Frontal Assault on the 30-Year Fixed Rate Mortgage
A few weeks ago, I had a CD post "Should We End the 30-Year Fixed-Rate Mortgage?", as a follow-up to a discussion Arnold Kling started. Now the WSJ has a related article today "Radical Ideas From a Federal Housing Bureaucrat," about Patrick Lawler, chief economist of the Federal Housing Finance Agency and his "frontal assault on the most sacred element in U.S. housing-policy dogma: the 30-year fixed-rate mortgage loan, providing the right to refinance at any time, with no prepayment penalty." Here's more from the article:
"Americans are very attached to their 30-year fixed-rate freely prepayable mortgages. They like not having to fuss about the possibility of 28% interest rates in 2032, even though most of us will move or die long before then. They love to refinance every time rates drop and then brag to their neighbors about how much they are saving per month. What they don’t stop to realize often enough is that they are paying a very large price for that privilege– twice.

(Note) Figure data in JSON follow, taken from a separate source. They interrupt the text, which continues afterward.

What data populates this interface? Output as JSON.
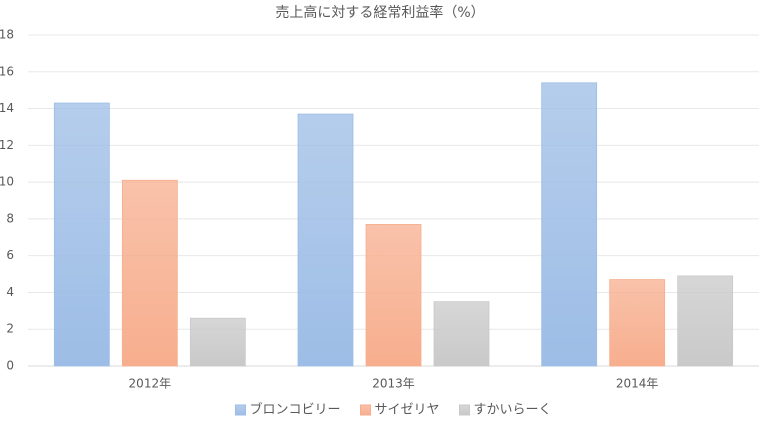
{
  "chart_data": {
    "type": "bar",
    "title": "売上高に対する経常利益率（%）",
    "categories": [
      "2012年",
      "2013年",
      "2014年"
    ],
    "series": [
      {
        "name": "ブロンコビリー",
        "color": "#9dbde6",
        "values": [
          14.3,
          13.7,
          15.4
        ]
      },
      {
        "name": "サイゼリヤ",
        "color": "#f7ae8e",
        "values": [
          10.1,
          7.7,
          4.7
        ]
      },
      {
        "name": "すかいらーく",
        "color": "#c9c9c9",
        "values": [
          2.6,
          3.5,
          4.9
        ]
      }
    ],
    "ylim": [
      0,
      18
    ],
    "yticks": [
      0,
      2,
      4,
      6,
      8,
      10,
      12,
      14,
      16,
      18
    ],
    "grid": true,
    "legend": "bottom"
  }
}
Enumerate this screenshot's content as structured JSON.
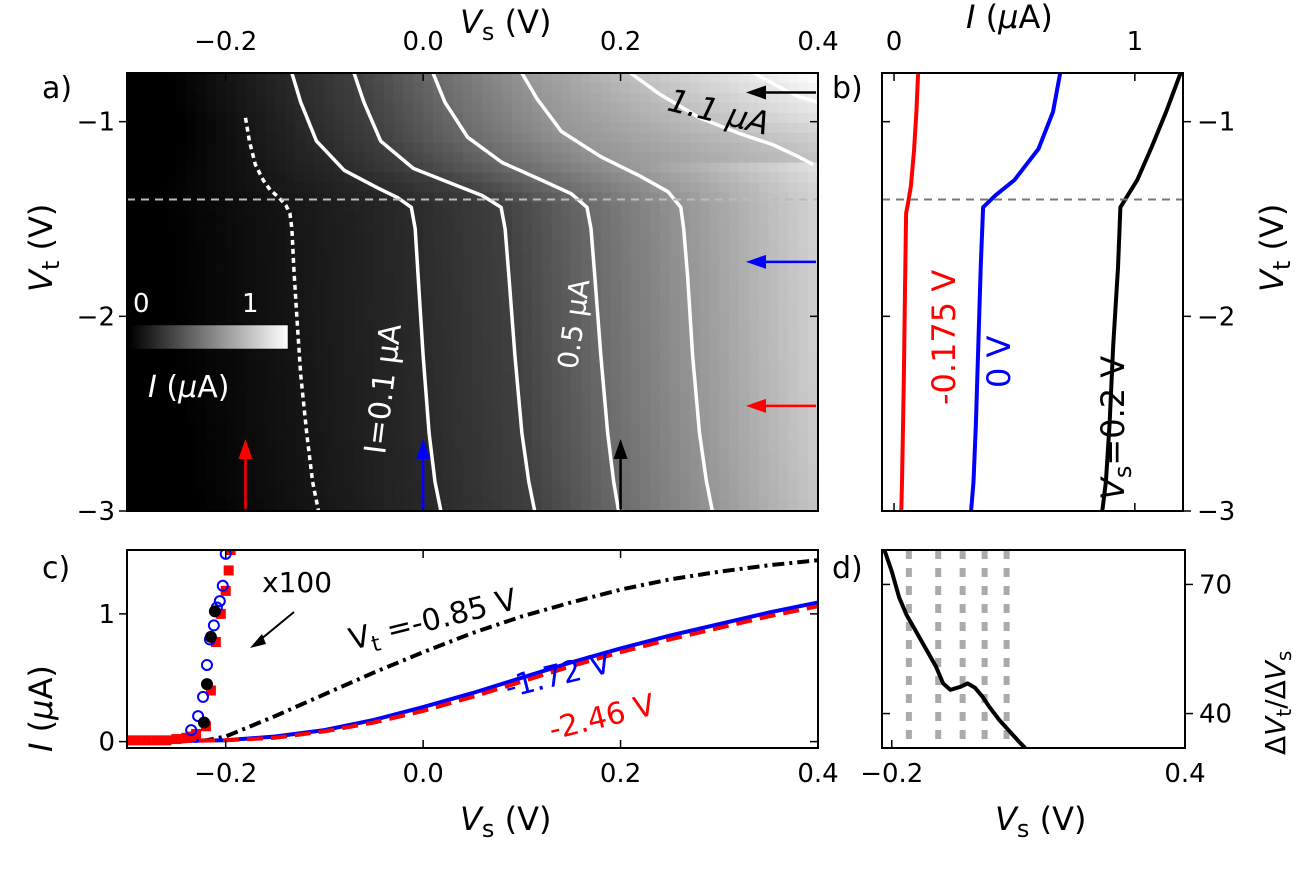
{
  "chart_data": [
    {
      "panel": "a)",
      "type": "heatmap",
      "xlabel_main": "V",
      "xlabel_sub": "s",
      "xlabel_unit": " (V)",
      "xlim": [
        -0.3,
        0.4
      ],
      "xticks": [
        -0.2,
        0.0,
        0.2,
        0.4
      ],
      "xtick_labels": [
        "−0.2",
        "0.0",
        "0.2",
        "0.4"
      ],
      "ylabel_main": "V",
      "ylabel_sub": "t",
      "ylabel_unit": " (V)",
      "ylim": [
        -3.0,
        -0.75
      ],
      "yticks": [
        -1,
        -2,
        -3
      ],
      "ytick_labels": [
        "−1",
        "−2",
        "−3"
      ],
      "colorbar": {
        "label": "I (μA)",
        "min_label": "0",
        "max_label": "1",
        "range": [
          0,
          1.2
        ],
        "colormap": "gray"
      },
      "dashed_line_vt": -1.4,
      "series": [
        {
          "level": 0.1,
          "style": "dotted",
          "x": [
            -0.18,
            -0.176,
            -0.17,
            -0.162,
            -0.155,
            -0.146,
            -0.139,
            -0.135,
            -0.133,
            -0.131,
            -0.128,
            -0.124,
            -0.118,
            -0.112,
            -0.106
          ],
          "y": [
            -0.98,
            -1.1,
            -1.22,
            -1.3,
            -1.35,
            -1.39,
            -1.43,
            -1.47,
            -1.55,
            -1.75,
            -2.0,
            -2.3,
            -2.6,
            -2.85,
            -3.0
          ]
        },
        {
          "level": 0.2,
          "style": "solid",
          "x": [
            -0.133,
            -0.124,
            -0.108,
            -0.08,
            -0.046,
            -0.026,
            -0.012,
            -0.008,
            -0.005,
            0.0,
            0.006,
            0.012,
            0.018
          ],
          "y": [
            -0.75,
            -0.9,
            -1.1,
            -1.25,
            -1.34,
            -1.39,
            -1.44,
            -1.55,
            -1.8,
            -2.2,
            -2.6,
            -2.85,
            -3.0
          ]
        },
        {
          "level": 0.3,
          "style": "solid",
          "x": [
            -0.07,
            -0.06,
            -0.043,
            -0.01,
            0.03,
            0.06,
            0.079,
            0.083,
            0.087,
            0.093,
            0.1,
            0.107,
            0.113
          ],
          "y": [
            -0.75,
            -0.9,
            -1.1,
            -1.24,
            -1.32,
            -1.38,
            -1.44,
            -1.55,
            -1.8,
            -2.2,
            -2.6,
            -2.85,
            -3.0
          ]
        },
        {
          "level": 0.5,
          "style": "solid",
          "x": [
            0.01,
            0.022,
            0.045,
            0.08,
            0.12,
            0.15,
            0.166,
            0.17,
            0.174,
            0.18,
            0.187,
            0.193,
            0.198
          ],
          "y": [
            -0.75,
            -0.9,
            -1.08,
            -1.21,
            -1.3,
            -1.37,
            -1.44,
            -1.55,
            -1.8,
            -2.2,
            -2.6,
            -2.85,
            -3.0
          ]
        },
        {
          "level": 0.7,
          "style": "solid",
          "x": [
            0.1,
            0.115,
            0.14,
            0.18,
            0.22,
            0.248,
            0.261,
            0.264,
            0.268,
            0.273,
            0.28,
            0.287,
            0.293
          ],
          "y": [
            -0.75,
            -0.88,
            -1.05,
            -1.18,
            -1.28,
            -1.36,
            -1.44,
            -1.55,
            -1.8,
            -2.2,
            -2.6,
            -2.85,
            -3.0
          ]
        },
        {
          "level": 0.9,
          "style": "solid",
          "x": [
            0.21,
            0.24,
            0.28,
            0.32,
            0.355,
            0.38,
            0.395
          ],
          "y": [
            -0.75,
            -0.86,
            -0.98,
            -1.06,
            -1.12,
            -1.18,
            -1.22
          ]
        },
        {
          "level": 1.1,
          "style": "solid",
          "x": [
            0.335,
            0.36,
            0.38,
            0.4
          ],
          "y": [
            -0.75,
            -0.82,
            -0.87,
            -0.9
          ]
        }
      ],
      "annotations": {
        "label_01": "I=0.1 μA",
        "label_05": "0.5 μA",
        "label_11": "1.1 μA",
        "arrows_vertical": [
          {
            "x": -0.18,
            "color": "#ff0000"
          },
          {
            "x": 0.0,
            "color": "#0000ff"
          },
          {
            "x": 0.2,
            "color": "#000000"
          }
        ],
        "arrows_horizontal": [
          {
            "y": -0.85,
            "color": "#000000"
          },
          {
            "y": -1.72,
            "color": "#0000ff"
          },
          {
            "y": -2.46,
            "color": "#ff0000"
          }
        ]
      }
    },
    {
      "panel": "b)",
      "type": "line",
      "xlabel_main": "I",
      "xlabel_unit": " (μA)",
      "xlim": [
        -0.05,
        1.2
      ],
      "xticks": [
        0,
        1
      ],
      "xtick_labels": [
        "0",
        "1"
      ],
      "ylabel_main": "V",
      "ylabel_sub": "t",
      "ylabel_unit": " (V)",
      "ylim": [
        -3.0,
        -0.75
      ],
      "yticks": [
        -1,
        -2,
        -3
      ],
      "ytick_labels": [
        "−1",
        "−2",
        "−3"
      ],
      "dashed_line_vt": -1.4,
      "series": [
        {
          "label": "-0.175 V",
          "color": "#ff0000",
          "x": [
            0.1,
            0.093,
            0.083,
            0.07,
            0.058,
            0.05,
            0.045,
            0.041,
            0.037,
            0.033,
            0.03
          ],
          "y": [
            -0.75,
            -0.95,
            -1.15,
            -1.33,
            -1.42,
            -1.47,
            -1.9,
            -2.3,
            -2.6,
            -2.85,
            -3.0
          ]
        },
        {
          "label": "0 V",
          "color": "#0000ff",
          "x": [
            0.69,
            0.66,
            0.6,
            0.5,
            0.42,
            0.37,
            0.36,
            0.35,
            0.34,
            0.33,
            0.32
          ],
          "y": [
            -0.75,
            -0.95,
            -1.14,
            -1.3,
            -1.38,
            -1.44,
            -1.75,
            -2.15,
            -2.55,
            -2.85,
            -3.0
          ]
        },
        {
          "label_main": "V",
          "label_sub": "s",
          "label_rest": "=0.2 V",
          "color": "#000000",
          "x": [
            1.19,
            1.13,
            1.07,
            1.01,
            0.97,
            0.94,
            0.93,
            0.91,
            0.895,
            0.88,
            0.865
          ],
          "y": [
            -0.75,
            -0.95,
            -1.13,
            -1.3,
            -1.38,
            -1.44,
            -1.75,
            -2.15,
            -2.55,
            -2.85,
            -3.0
          ]
        }
      ]
    },
    {
      "panel": "c)",
      "type": "line",
      "xlabel_main": "V",
      "xlabel_sub": "s",
      "xlabel_unit": " (V)",
      "xlim": [
        -0.3,
        0.4
      ],
      "xticks": [
        -0.2,
        0.0,
        0.2,
        0.4
      ],
      "xtick_labels": [
        "−0.2",
        "0.0",
        "0.2",
        "0.4"
      ],
      "ylabel_main": "I",
      "ylabel_unit": " (μA)",
      "ylim": [
        -0.05,
        1.5
      ],
      "yticks": [
        0,
        1
      ],
      "ytick_labels": [
        "0",
        "1"
      ],
      "series": [
        {
          "name_main": "V",
          "name_sub": "t",
          "name_rest": " =-0.85 V",
          "color": "#000000",
          "style": "dashdot",
          "x": [
            -0.3,
            -0.25,
            -0.22,
            -0.2,
            -0.15,
            -0.1,
            -0.05,
            0.0,
            0.05,
            0.1,
            0.15,
            0.2,
            0.25,
            0.3,
            0.35,
            0.4
          ],
          "y": [
            0.0,
            0.0,
            0.01,
            0.04,
            0.2,
            0.37,
            0.54,
            0.7,
            0.85,
            0.98,
            1.09,
            1.19,
            1.27,
            1.33,
            1.38,
            1.42
          ]
        },
        {
          "name": "-1.72 V",
          "color": "#0000ff",
          "style": "solid",
          "x": [
            -0.3,
            -0.2,
            -0.15,
            -0.1,
            -0.05,
            0.0,
            0.05,
            0.1,
            0.15,
            0.2,
            0.25,
            0.3,
            0.35,
            0.4
          ],
          "y": [
            0.0,
            0.01,
            0.04,
            0.09,
            0.17,
            0.27,
            0.38,
            0.5,
            0.62,
            0.73,
            0.83,
            0.92,
            1.01,
            1.09
          ]
        },
        {
          "name": "-2.46 V",
          "color": "#ff0000",
          "style": "dashed",
          "x": [
            -0.3,
            -0.2,
            -0.15,
            -0.1,
            -0.05,
            0.0,
            0.05,
            0.1,
            0.15,
            0.2,
            0.25,
            0.3,
            0.35,
            0.4
          ],
          "y": [
            0.0,
            0.01,
            0.03,
            0.08,
            0.15,
            0.24,
            0.35,
            0.47,
            0.59,
            0.7,
            0.8,
            0.89,
            0.98,
            1.06
          ]
        }
      ],
      "scatter_x100": {
        "label": "x100",
        "black": {
          "x": [
            -0.222,
            -0.219,
            -0.215,
            -0.211
          ],
          "y": [
            0.15,
            0.45,
            0.82,
            1.02
          ]
        },
        "blue_open": {
          "x": [
            -0.235,
            -0.228,
            -0.223,
            -0.219,
            -0.216,
            -0.212,
            -0.209,
            -0.206,
            -0.203,
            -0.2
          ],
          "y": [
            0.09,
            0.2,
            0.35,
            0.6,
            0.8,
            0.91,
            1.05,
            1.1,
            1.22,
            1.47
          ]
        },
        "red_square": {
          "x": [
            -0.3,
            -0.29,
            -0.28,
            -0.27,
            -0.26,
            -0.25,
            -0.24,
            -0.235,
            -0.23,
            -0.22,
            -0.215,
            -0.21,
            -0.205,
            -0.2,
            -0.197,
            -0.195
          ],
          "y": [
            0.01,
            0.01,
            0.01,
            0.01,
            0.01,
            0.02,
            0.03,
            0.04,
            0.06,
            0.12,
            0.4,
            0.78,
            1.0,
            1.18,
            1.34,
            1.5
          ]
        }
      }
    },
    {
      "panel": "d)",
      "type": "line",
      "xlabel_main": "V",
      "xlabel_sub": "s",
      "xlabel_unit": " (V)",
      "xlim": [
        -0.22,
        0.4
      ],
      "xticks": [
        -0.2,
        0.4
      ],
      "xtick_labels": [
        "−0.2",
        "0.4"
      ],
      "ylim": [
        32,
        78
      ],
      "yticks": [
        40,
        70
      ],
      "ytick_labels": [
        "40",
        "70"
      ],
      "ylabel": "ΔVt/ΔVs",
      "vlines_x": [
        -0.165,
        -0.105,
        -0.055,
        -0.01,
        0.035
      ],
      "series": [
        {
          "color": "#000000",
          "x": [
            -0.215,
            -0.2,
            -0.185,
            -0.17,
            -0.15,
            -0.13,
            -0.11,
            -0.095,
            -0.08,
            -0.06,
            -0.045,
            -0.03,
            -0.015,
            0.0,
            0.02,
            0.04,
            0.06,
            0.073
          ],
          "y": [
            78,
            73,
            67,
            63,
            59,
            55,
            51,
            47,
            45.5,
            46.2,
            47,
            46,
            44,
            41.5,
            38.5,
            36,
            33.5,
            32
          ]
        }
      ]
    }
  ]
}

1. Mortgage rates are higher than they otherwise would be. That’s because lenders and mortgage investors must build in protection for the risk that we will prepay and stick them with a lower yield than they were anticipating. Mr. Lawler estimates that Americans pay at least an extra 0.25 to 0.50 percentage point in rates because of this option to prepay without penalty. They also pay another premium-–sometimes a percentage point or two–for having a long-term fixed rate. Over 30 years, that translates into some real money, but no one ever mentions that when bragging to the neighbor.
2. Our nation has created the likes of Fannie, Freddie and the FHA to facilitate these oddball 30-year fixed-rate loans, which aren’t normally provided by the private market. For a long while, that seemed like a free lunch. Fannie and Freddie, we were told, were far better able to handle those complex risks than we dumb consumers ever could. But since the government had to rescue Fannie and Freddie in 2008, the taxpayers’ tab for this indigestible lunch has swollen to $145 billion, and it’s still rising. So that’s the second time we’ll pay for our irrational love of American-style mortgages – only this time, we all pay, not just mortgage borrowers.
Meanwhile, other wealthy nations–notably Canada–do without our kind of mortgages and yet somehow manage to have homeownership rates similar to ours. They do not pretend that there are risk-free ways to buy houses on credit."
MP: Actually, the homeownership rate in Canada (69 percent) is higher than in the U.S. (67.2 percent).